On the other hand, finalized structures do not permit such changes, and if a predefined structure is used, non-conform or inconsistent user input raises a flag.
Version control
If version control is enabled, any modification to an existing term updates the term’s history. Previous versions are stored as any other meta-data, and imports into the dedicated tool for lookup or QA. This applies to user input as well as importing large sets of data.
Deduplication
The user can select any category to be deduplicated, which not only merges the data of the category, but the complete concept entry. Duplicates are automatically identified, and the user can choose which ones to process. For example, “Speaker” as an English term may appear three times, but refer to only two concepts: a presenter and an audio device. In this case, only two entries can be considered duplicates. Conflicts can be resolved several ways:
- Automatic mode 1 (unattended): The entry marked as base will have priority every time, and retain its values. In this mode, multi-selection lists will be merged and single entries retained.

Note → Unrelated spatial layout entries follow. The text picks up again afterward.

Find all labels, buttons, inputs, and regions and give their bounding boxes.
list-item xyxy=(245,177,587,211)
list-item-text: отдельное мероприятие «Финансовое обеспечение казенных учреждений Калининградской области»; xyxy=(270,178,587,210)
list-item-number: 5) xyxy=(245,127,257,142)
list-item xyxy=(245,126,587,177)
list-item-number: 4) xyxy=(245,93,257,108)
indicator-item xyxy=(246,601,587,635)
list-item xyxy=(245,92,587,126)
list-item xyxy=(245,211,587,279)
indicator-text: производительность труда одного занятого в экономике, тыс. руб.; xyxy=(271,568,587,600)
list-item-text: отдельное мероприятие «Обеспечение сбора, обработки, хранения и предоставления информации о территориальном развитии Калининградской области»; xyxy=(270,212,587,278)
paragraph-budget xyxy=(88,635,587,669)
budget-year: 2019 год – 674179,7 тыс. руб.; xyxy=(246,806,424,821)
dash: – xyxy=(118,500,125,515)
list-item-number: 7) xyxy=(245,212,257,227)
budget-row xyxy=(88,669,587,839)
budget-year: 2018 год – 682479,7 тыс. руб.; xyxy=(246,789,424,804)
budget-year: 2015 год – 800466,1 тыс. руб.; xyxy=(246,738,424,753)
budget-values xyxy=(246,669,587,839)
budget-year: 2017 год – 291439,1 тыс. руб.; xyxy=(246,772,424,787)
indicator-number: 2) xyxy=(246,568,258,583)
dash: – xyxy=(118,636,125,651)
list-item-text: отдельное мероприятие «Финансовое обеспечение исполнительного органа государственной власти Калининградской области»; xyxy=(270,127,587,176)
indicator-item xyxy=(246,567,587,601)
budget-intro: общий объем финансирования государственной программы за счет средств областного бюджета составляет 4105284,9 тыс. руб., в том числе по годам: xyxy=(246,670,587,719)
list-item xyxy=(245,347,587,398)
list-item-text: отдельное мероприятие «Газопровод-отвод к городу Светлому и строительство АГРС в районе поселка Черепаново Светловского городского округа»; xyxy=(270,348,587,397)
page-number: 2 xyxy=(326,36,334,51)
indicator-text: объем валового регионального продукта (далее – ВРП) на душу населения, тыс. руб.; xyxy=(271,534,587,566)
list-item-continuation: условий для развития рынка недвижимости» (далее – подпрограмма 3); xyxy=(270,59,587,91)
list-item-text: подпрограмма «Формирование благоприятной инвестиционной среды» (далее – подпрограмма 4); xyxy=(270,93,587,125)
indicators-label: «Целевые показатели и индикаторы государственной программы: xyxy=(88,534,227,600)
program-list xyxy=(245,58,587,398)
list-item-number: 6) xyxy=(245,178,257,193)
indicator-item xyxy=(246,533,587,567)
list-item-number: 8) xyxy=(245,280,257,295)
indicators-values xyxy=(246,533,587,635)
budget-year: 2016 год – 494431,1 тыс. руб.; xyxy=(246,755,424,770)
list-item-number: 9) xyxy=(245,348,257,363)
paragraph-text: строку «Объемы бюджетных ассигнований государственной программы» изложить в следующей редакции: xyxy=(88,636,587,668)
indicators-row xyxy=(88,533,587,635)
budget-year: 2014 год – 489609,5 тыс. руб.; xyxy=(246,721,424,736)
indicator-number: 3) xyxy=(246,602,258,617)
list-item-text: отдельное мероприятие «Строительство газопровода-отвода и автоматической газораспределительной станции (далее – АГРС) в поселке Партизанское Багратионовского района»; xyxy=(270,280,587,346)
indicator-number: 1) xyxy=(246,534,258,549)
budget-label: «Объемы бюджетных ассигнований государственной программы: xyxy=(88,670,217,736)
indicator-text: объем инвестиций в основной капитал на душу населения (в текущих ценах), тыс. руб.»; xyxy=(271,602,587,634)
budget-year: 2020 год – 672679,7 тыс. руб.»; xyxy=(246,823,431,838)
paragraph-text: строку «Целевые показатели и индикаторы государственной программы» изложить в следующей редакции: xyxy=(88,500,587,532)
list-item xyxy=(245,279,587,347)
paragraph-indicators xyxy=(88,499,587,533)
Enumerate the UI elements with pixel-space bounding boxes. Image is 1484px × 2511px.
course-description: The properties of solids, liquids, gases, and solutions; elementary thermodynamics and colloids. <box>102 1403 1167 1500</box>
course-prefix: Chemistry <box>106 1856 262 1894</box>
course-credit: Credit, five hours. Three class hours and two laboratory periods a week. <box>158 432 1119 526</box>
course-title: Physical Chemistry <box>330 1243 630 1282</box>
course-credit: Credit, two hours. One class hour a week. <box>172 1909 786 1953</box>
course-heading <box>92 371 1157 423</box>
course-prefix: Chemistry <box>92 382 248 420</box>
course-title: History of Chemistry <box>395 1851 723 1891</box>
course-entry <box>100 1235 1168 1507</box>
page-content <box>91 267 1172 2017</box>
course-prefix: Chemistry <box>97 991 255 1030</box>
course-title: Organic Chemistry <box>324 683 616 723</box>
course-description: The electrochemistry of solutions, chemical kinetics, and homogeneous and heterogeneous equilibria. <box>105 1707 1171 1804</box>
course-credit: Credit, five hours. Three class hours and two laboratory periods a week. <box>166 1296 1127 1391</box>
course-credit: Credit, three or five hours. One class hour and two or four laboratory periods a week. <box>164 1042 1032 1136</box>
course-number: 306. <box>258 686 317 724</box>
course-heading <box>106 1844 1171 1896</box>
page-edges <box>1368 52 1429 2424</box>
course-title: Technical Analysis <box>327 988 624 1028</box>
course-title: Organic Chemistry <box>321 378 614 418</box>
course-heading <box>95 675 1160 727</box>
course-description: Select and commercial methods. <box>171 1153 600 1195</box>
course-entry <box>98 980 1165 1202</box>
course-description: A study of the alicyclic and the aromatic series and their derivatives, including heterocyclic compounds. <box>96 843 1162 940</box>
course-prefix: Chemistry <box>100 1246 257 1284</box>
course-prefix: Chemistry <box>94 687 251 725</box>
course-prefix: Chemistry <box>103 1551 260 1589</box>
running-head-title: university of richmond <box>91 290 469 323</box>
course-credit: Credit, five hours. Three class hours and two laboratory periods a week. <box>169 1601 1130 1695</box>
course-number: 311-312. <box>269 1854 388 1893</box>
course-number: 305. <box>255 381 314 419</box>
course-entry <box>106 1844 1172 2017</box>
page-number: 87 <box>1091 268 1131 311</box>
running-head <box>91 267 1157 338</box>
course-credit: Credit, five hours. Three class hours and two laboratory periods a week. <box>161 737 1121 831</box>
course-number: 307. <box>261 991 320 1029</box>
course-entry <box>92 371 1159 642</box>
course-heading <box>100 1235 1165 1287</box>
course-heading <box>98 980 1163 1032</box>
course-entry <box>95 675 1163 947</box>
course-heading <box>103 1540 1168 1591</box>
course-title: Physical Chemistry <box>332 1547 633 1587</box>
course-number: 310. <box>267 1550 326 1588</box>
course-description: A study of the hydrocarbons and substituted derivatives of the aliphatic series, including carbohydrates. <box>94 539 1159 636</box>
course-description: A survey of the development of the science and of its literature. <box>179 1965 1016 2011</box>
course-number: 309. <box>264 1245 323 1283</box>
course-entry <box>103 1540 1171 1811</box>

- Automatic mode 2 (unattended): The entry marked as base will have priority, except when empty. In the latter case, it inherits the value of the first non-empty element.
- Manual mode: Each conflict raises a flag, and the user determines which value to keep. Depending on the category type, several actions can be chosen, except for fixed definitions, such as built-in (e.g. case sensitivity in case of qTerm) and boolean, integer, etc. ones. As the default option, retaining the base element and deleting the unnecessary one is available in all cases:
- Terms: If all conflicting terms are correct, they can be split, retaining all related meta-data
- Multiple picklists: Automatically processed, collecting unique entries and updating the definition
- Single picklists: Converted into multiple picklists
- Free text elements: Converted into multiple picklists with a warning that the number and length of the unique items may cause problems.
Once a duplicate has been processed, it is stored in the action history, so intentional skips (e.g. two homonyms that are separate concepts) will not be checked again until the user decides so.
Moreover, duplicate term entries can be exported as xml and sent offline to terminologists if necessary:
Terminology is as good as it is fresh. As products and target audiences change and style become smoother over time, terms also mature. To leave space for creative and useful work, it’s worthwhile to automate wherever possible. Continuously developing our tool and expanding its features lends agility to our terminology management processes, and not only enhances productivity considerably, but simply makes the experience more fluid and effortless for everyone involved.